Le troisième film de James Gray (auteur plus tard de Two Lovers et The Immigrant) marque son accomplissement. Il lui permet d'inscrire un nouveau prototype d'une certaine tradition américaine du film de gangsters, tout en décalant le viseur vers les forces de l'ordre. Le personnage principal trempe dans deux mondes : propriétaire d'un club à Brooklyn, son père et son frère, respectivement chef et capitaine de police, font pression sur lui pour qu'il collabore à la guerre contre la drogue. We Own the night est la devise de l'unité criminelle de New York où ils font leur service.
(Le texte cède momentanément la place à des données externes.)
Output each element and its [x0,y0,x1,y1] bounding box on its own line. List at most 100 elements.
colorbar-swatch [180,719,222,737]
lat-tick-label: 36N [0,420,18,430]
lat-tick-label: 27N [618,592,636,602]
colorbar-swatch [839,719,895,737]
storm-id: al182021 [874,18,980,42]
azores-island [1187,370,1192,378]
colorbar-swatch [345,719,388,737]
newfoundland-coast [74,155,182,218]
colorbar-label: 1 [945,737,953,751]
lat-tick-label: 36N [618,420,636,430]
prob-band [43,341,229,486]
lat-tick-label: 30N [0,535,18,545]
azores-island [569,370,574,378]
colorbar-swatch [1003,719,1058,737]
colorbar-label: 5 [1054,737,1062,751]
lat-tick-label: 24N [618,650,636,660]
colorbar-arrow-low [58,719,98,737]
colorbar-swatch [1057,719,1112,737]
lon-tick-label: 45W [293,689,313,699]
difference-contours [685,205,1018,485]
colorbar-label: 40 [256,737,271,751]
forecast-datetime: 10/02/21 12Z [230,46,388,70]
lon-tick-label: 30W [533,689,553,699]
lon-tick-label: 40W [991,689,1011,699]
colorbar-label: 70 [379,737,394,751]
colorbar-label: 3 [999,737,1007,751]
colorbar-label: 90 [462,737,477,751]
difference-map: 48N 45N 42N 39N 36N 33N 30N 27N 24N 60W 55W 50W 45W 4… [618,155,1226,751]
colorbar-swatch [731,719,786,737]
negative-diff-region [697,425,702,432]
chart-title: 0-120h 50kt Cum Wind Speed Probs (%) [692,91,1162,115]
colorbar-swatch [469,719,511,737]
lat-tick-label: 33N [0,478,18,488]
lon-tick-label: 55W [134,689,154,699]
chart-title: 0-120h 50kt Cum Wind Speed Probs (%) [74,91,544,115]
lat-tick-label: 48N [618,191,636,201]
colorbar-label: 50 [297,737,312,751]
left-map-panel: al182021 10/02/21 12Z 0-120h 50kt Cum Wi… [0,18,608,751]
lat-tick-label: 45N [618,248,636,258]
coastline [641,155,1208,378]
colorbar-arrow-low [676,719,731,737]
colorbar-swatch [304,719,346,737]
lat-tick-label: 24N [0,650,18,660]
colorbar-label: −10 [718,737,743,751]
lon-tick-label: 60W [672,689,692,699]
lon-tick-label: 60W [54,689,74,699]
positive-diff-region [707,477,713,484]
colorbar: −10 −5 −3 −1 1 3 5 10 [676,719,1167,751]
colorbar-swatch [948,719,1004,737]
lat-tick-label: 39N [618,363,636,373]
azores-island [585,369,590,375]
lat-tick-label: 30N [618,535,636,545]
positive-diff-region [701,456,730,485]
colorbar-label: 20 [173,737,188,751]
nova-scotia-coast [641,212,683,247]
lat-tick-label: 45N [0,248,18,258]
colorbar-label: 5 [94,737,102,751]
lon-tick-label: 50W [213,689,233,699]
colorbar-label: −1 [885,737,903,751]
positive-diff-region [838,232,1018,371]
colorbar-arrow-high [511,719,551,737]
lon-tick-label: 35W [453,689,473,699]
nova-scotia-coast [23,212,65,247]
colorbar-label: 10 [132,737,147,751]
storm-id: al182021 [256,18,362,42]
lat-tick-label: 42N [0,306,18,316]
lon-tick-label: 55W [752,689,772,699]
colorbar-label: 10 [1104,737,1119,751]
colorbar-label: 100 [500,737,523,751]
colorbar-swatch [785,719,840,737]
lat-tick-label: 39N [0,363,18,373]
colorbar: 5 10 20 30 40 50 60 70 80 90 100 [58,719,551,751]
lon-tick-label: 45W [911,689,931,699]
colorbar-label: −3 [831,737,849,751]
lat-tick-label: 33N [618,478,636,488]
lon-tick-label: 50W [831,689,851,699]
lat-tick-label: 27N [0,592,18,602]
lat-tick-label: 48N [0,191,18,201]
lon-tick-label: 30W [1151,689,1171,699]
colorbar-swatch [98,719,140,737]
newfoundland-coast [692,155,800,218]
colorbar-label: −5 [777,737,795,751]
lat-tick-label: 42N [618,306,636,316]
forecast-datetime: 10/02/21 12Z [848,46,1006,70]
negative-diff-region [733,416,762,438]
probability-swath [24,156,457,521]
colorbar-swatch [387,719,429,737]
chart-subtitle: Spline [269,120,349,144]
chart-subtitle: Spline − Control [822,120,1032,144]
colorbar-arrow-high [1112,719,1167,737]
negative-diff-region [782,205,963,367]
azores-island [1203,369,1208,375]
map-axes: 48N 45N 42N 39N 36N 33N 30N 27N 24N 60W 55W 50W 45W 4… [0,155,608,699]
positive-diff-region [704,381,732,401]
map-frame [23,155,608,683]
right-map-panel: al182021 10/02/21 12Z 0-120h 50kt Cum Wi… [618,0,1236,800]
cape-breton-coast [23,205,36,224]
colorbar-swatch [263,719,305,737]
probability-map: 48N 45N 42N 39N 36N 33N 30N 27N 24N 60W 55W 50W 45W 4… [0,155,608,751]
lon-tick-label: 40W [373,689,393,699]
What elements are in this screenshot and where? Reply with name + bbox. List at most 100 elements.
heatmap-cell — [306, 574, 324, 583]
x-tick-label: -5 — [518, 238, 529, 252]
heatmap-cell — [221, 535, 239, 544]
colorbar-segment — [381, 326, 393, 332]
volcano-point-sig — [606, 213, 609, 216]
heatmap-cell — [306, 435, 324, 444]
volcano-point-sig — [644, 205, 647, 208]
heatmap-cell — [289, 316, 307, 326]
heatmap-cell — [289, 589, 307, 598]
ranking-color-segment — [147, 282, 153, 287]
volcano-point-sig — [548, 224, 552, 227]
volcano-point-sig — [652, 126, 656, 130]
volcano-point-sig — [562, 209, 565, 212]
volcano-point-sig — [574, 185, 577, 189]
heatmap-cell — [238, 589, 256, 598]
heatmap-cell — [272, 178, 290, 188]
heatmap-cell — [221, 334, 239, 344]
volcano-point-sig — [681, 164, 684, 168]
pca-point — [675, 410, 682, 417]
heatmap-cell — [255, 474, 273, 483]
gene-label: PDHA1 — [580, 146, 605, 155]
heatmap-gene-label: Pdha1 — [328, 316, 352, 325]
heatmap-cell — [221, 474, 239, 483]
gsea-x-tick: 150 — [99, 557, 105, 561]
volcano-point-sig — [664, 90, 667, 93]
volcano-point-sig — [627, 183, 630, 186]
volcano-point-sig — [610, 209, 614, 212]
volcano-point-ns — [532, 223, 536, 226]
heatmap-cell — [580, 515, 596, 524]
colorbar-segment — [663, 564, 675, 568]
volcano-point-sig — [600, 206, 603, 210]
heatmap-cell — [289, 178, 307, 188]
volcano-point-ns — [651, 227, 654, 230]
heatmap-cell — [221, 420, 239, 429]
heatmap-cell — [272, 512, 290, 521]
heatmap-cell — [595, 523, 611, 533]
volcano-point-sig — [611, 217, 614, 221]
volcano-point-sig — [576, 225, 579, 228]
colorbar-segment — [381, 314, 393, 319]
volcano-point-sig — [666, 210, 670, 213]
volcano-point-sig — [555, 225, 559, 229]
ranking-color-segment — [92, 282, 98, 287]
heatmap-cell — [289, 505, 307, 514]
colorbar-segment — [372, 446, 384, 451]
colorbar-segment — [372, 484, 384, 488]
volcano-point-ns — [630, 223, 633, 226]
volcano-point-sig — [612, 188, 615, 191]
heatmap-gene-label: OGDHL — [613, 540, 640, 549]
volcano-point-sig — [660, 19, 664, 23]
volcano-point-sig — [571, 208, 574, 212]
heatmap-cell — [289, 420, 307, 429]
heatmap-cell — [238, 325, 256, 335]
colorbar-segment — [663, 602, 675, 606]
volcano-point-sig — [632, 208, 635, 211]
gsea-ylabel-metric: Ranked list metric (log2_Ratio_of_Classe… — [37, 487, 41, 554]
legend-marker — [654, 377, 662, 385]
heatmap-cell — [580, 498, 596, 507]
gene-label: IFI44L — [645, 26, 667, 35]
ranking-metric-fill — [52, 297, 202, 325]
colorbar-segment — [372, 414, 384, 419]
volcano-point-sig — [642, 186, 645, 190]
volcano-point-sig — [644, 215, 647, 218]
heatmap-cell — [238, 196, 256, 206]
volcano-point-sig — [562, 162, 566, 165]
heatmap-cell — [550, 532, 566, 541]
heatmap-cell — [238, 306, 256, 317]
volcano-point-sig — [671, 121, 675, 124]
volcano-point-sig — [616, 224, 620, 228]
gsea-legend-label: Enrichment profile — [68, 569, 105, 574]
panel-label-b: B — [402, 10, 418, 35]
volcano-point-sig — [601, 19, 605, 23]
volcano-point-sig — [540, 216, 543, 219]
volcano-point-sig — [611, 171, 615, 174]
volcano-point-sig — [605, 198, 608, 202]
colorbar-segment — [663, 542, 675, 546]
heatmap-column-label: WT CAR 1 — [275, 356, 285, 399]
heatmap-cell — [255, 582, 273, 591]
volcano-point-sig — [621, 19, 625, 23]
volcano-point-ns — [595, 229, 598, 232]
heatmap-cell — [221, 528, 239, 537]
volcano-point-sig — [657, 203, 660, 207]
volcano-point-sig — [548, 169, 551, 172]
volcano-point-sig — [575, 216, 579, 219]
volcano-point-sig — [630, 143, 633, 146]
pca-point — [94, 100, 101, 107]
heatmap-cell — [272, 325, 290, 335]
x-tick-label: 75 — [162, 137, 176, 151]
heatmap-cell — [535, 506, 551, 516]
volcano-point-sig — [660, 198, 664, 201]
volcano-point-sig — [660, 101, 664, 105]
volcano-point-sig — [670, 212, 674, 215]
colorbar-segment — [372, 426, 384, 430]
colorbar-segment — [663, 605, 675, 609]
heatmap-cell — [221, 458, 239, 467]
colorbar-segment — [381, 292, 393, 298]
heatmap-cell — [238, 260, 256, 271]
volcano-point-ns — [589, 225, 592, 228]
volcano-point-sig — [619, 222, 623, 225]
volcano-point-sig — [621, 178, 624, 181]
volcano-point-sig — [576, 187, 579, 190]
Dans les actes et par sa trame, le programme ne présente quasiment aucune originalité. Cependant La nuit nous appartient n'a rien de routinier. Il illustre l'idée que la perfection consiste non à accumuler mais à ne garder que l'essentiel. James Gray a affiné son art et ses réflexes pour livrer une tragédie extrêmement précise au niveau des émotions et des enjeux. L'épure remarquable concerne aussi le scénario : autour de la grande ligne droite, une profusion de détails et d'aspects secondaires rodés comme s'ils étaient premiers, mais demeurant dans leur dimension parallèle, laissant net l'axe principal.


Celui-là est simple : c'est le retour de Bobby vers les devoirs de ses origines et l'appel de sa vocation, parmi des représentants de la loi. Phoenix interprète ce canard boiteux de la famille, le fils ayant pris la ''mauvaise'' voie pour une vie facile et malhonnête. Son amante (Eva Mendes) est cependant la seule gratification profonde qu'il en tire et qu'il conserve ; le reste n'étant que poudre aux yeux ou accessoire, en tout cas compte tenu de ses opportunités sociales. Cette place acquise est un cadeau mélancolique ; il faut d'ailleurs la perspective de la mort de son frère pour que Bobby accepte le rapprochement. Le final illustre l'ironie de ces circuits de l'héritage et la solitude qu'ils induisent.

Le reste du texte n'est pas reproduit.